L'intérêt de cette pièce est, comme l'on voit, tout entier dans l'amour de la liberté. Un grand nombre de détails & plusieurs scènes ont été vivement applaudis. L'auteur ne doit point imputer à sa pièce l'espèce de froid qui s'est manifesté chez un grand nombre de spectateurs ;
deux raisons étrangères à la pièce ont dû y donner lieu. D'abord, les acteurs ne tenoient pas encore assez bien leurs rôles dans leur mémoire, & l'on sait combien cette circonstance nuit à l'action & au jeu ; ensuite nous ne sommes pas encore pour la plupart assez familiarisés avec les idées de liberté & les vrais principes qui la constituent, pour en sentir toute l'influence. On ne peut que savoir gré au C. Luce, qui a été demandé, d'avoir, pour ainsi dire, le premier ouvert la carrière. Son plan a le mérite d'allier l'amour de la liberté avec toutes les autres vertus sociales, & de prouver que loin d'y être contraires, les vertus ne font que lui donner une nouvelle énergie.

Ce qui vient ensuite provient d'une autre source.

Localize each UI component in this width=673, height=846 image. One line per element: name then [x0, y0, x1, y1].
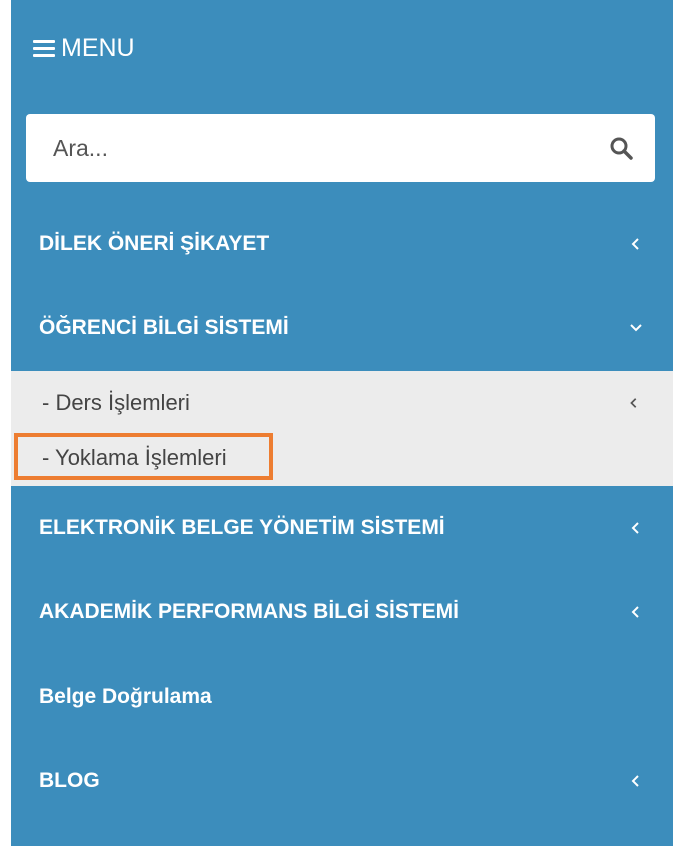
- nav-item-dilek-oneri-sikayet[interactable]: DİLEK ÖNERİ ŞİKAYET: [11, 202, 673, 286]
- sidebar: MENU DİLEK ÖNERİ ŞİKAYET ÖĞRENCİ BİLGİ S…: [11, 0, 673, 846]
- nav-item-label: ELEKTRONİK BELGE YÖNETİM SİSTEMİ: [39, 516, 445, 539]
- nav-item-label: Belge Doğrulama: [39, 685, 212, 708]
- chevron-left-icon: [631, 606, 639, 618]
- nav-item-akademik-performans-bilgi-sistemi[interactable]: AKADEMİK PERFORMANS BİLGİ SİSTEMİ: [11, 570, 673, 654]
- chevron-left-icon: [631, 238, 639, 250]
- search-icon[interactable]: [609, 136, 633, 160]
- menu-header[interactable]: MENU: [33, 28, 135, 68]
- submenu-item-yoklama-islemleri[interactable]: - Yoklama İşlemleri: [11, 436, 673, 480]
- nav-item-ogrenci-bilgi-sistemi[interactable]: ÖĞRENCİ BİLGİ SİSTEMİ: [11, 286, 673, 370]
- chevron-left-icon: [630, 398, 637, 408]
- nav-item-label: AKADEMİK PERFORMANS BİLGİ SİSTEMİ: [39, 600, 460, 623]
- search-input[interactable]: [51, 127, 575, 169]
- hamburger-menu-icon[interactable]: [33, 39, 55, 57]
- chevron-left-icon: [631, 775, 639, 787]
- chevron-left-icon: [631, 522, 639, 534]
- submenu-ogrenci-bilgi-sistemi: - Ders İşlemleri - Yoklama İşlemleri: [11, 371, 673, 486]
- nav-item-label: BLOG: [39, 769, 100, 792]
- chevron-down-icon: [630, 324, 642, 332]
- nav-item-blog[interactable]: BLOG: [11, 739, 673, 823]
- submenu-item-ders-islemleri[interactable]: - Ders İşlemleri: [11, 381, 673, 425]
- submenu-item-label: - Ders İşlemleri: [42, 390, 190, 415]
- nav-item-elektronik-belge-yonetim-sistemi[interactable]: ELEKTRONİK BELGE YÖNETİM SİSTEMİ: [11, 486, 673, 570]
- nav-item-label: DİLEK ÖNERİ ŞİKAYET: [39, 232, 270, 255]
- menu-label: MENU: [61, 33, 135, 62]
- nav-item-label: ÖĞRENCİ BİLGİ SİSTEMİ: [39, 316, 289, 339]
- submenu-item-label: - Yoklama İşlemleri: [42, 445, 227, 470]
- nav-item-belge-dogrulama[interactable]: Belge Doğrulama: [11, 655, 673, 739]
- search-box: [26, 114, 655, 182]
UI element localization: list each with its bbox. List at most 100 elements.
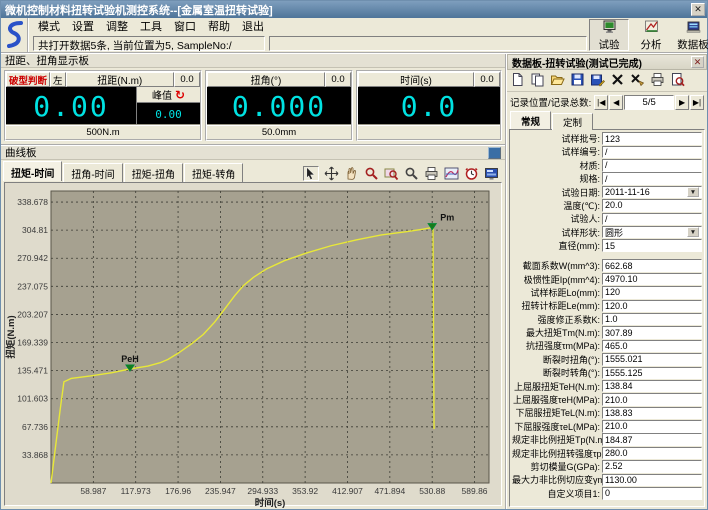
field-input[interactable]: 123 — [602, 132, 702, 145]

Son plan contient encore une autre leçon. Il nous a montré un roi sage & modéré, dont le désir est de rendre ses sujets aussi heureux qu'ils peuvent l'être sous un roi ; mais ce sage, qui avoit pris l'engagement de rendre aux Corinthiens leurs droits, ne peut cependant se détacher entièrement de l'amour du pouvoir. Il temporise, il modifie, il veut un successeur , & ne se rend que vaincu par les obstacles qu'il prévoit ne pouvoir surmonter, Ce même sage a tué sa femme de sa propre main, a exilé son fils, a fait enfermer un sénateur & sa fille sur un simple soupçon, a outragé l'amitié, à laquelle, comme roi, il ne peut avoir une confiance entière.

Le site César signale 4 représentations, sur le Théâtre de l'Odéon, du 17 au 23 décembre 1798.